Step 1: Understanding the Concept:
The distance of a point from a coordinate axis is found by projecting the point onto the plane perpendicular to that axis. For instance, the distance from $P(x,y,z)$ to the x-axis is the distance from $P$ to its projection $(x, 0, 0)$. The sum of the squares of these distances relates directly to the squared distance from the origin.
Step 2: Key Formula or Approach:
1. Distance from $P(x,y,z)$ to the x-axis: $d_x = \sqrt{y^2 + z^2}$.
2. Distance from $P(x,y,z)$ to the y-axis: $d_y = \sqrt{x^2 + z^2}$.
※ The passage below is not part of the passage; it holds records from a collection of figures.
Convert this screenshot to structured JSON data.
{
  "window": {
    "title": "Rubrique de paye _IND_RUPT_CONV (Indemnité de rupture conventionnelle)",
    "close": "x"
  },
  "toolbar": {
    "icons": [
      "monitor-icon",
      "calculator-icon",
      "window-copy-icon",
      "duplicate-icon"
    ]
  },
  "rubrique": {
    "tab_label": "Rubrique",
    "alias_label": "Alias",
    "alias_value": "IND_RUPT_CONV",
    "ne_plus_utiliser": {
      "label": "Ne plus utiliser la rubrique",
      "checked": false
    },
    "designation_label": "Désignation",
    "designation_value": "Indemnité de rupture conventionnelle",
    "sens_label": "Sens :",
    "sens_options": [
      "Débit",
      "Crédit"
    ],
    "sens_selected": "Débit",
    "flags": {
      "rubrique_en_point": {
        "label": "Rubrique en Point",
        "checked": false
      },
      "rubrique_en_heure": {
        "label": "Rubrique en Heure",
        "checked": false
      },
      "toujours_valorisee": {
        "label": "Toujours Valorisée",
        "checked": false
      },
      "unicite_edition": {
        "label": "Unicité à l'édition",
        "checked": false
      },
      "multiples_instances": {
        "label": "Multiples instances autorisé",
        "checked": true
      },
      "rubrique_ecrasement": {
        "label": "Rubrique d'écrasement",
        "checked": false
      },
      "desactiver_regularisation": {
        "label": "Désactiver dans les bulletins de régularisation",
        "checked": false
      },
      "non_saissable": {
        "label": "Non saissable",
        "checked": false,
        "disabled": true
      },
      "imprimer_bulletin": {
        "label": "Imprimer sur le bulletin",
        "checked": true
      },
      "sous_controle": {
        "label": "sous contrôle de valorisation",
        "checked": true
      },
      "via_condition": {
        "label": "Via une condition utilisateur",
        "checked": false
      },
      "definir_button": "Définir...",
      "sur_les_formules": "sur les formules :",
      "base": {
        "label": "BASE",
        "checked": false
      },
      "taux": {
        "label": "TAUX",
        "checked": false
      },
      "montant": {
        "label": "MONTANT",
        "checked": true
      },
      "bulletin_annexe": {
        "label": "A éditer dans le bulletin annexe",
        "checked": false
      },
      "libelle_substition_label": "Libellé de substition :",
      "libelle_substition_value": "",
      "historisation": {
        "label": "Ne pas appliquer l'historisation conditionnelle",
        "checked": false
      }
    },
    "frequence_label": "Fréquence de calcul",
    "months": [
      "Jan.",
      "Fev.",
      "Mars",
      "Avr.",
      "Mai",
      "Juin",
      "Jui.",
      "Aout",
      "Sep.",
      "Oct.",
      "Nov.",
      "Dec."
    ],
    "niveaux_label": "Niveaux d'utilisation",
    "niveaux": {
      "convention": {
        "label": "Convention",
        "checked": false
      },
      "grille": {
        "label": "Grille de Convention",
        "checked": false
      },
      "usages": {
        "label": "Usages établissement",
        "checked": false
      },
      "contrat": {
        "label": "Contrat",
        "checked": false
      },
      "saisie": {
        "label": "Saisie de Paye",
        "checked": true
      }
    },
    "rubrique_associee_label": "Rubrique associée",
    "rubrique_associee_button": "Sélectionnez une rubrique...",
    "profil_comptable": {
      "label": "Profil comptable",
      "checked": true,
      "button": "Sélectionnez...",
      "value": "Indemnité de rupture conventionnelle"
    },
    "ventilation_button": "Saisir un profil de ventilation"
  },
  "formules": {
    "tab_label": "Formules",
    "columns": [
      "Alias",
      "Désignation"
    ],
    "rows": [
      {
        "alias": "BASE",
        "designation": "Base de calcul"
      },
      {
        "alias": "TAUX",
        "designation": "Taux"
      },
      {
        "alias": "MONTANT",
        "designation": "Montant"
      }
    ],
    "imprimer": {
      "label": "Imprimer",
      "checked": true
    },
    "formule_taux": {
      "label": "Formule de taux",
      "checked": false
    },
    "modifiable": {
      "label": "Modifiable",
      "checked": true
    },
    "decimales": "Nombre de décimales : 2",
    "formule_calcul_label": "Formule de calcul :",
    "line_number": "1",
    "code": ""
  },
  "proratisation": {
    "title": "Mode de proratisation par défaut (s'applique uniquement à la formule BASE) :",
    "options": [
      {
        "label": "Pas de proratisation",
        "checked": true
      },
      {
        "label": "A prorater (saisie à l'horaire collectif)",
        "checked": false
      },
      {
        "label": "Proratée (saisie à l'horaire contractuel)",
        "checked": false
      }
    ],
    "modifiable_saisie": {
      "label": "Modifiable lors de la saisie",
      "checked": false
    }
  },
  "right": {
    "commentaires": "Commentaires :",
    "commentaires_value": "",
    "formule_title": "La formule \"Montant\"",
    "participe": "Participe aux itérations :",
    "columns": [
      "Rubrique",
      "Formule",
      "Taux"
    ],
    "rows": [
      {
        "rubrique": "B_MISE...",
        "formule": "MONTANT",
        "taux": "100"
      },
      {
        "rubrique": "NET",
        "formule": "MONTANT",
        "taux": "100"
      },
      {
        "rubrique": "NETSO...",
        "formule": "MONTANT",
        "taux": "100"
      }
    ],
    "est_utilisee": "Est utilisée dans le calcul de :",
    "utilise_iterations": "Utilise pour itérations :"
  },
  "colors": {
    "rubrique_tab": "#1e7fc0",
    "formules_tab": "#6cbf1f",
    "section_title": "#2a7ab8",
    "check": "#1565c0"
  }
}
3. Distance from $P(x,y,z)$ to the z-axis: $d_z = \sqrt{x^2 + y^2}$.
4. Distance from $P(x,y,z)$ to the origin: $d_O = \sqrt{x^2 + y^2 + z^2}$.
Step 3: Detailed Explanation:
Calculate the squares of the distances from the coordinate axes:
Square of distance from x-axis: $d_x^2 = y^2 + z^2$
Square of distance from y-axis: $d_y^2 = x^2 + z^2$
Square of distance from z-axis: $d_z^2 = x^2 + y^2$
The problem states that the sum of these squared distances is 242:
\[ (y^2 + z^2) + (x^2 + z^2) + (x^2 + y^2) = 242 \]
Combine like terms:
\[ 2x^2 + 2y^2 + 2z^2 = 242 \]
Factor out the 2:
\[ 2(x^2 + y^2 + z^2) = 242 \]
Divide by 2:
\[ x^2 + y^2 + z^2 = 121 \]
The expression $x^2 + y^2 + z^2$ represents the square of the distance of point $P$ from the origin $(0,0,0)$.
Let the distance from the origin be $D$. Then $D^2 = x^2 + y^2 + z^2$.
\[ D^2 = 121 \]
Taking the square root (distance must be positive):
\[ D = \sqrt{121} = 11 \]
Step 4: Final Answer:
The distance of the point P from the origin is 11 units.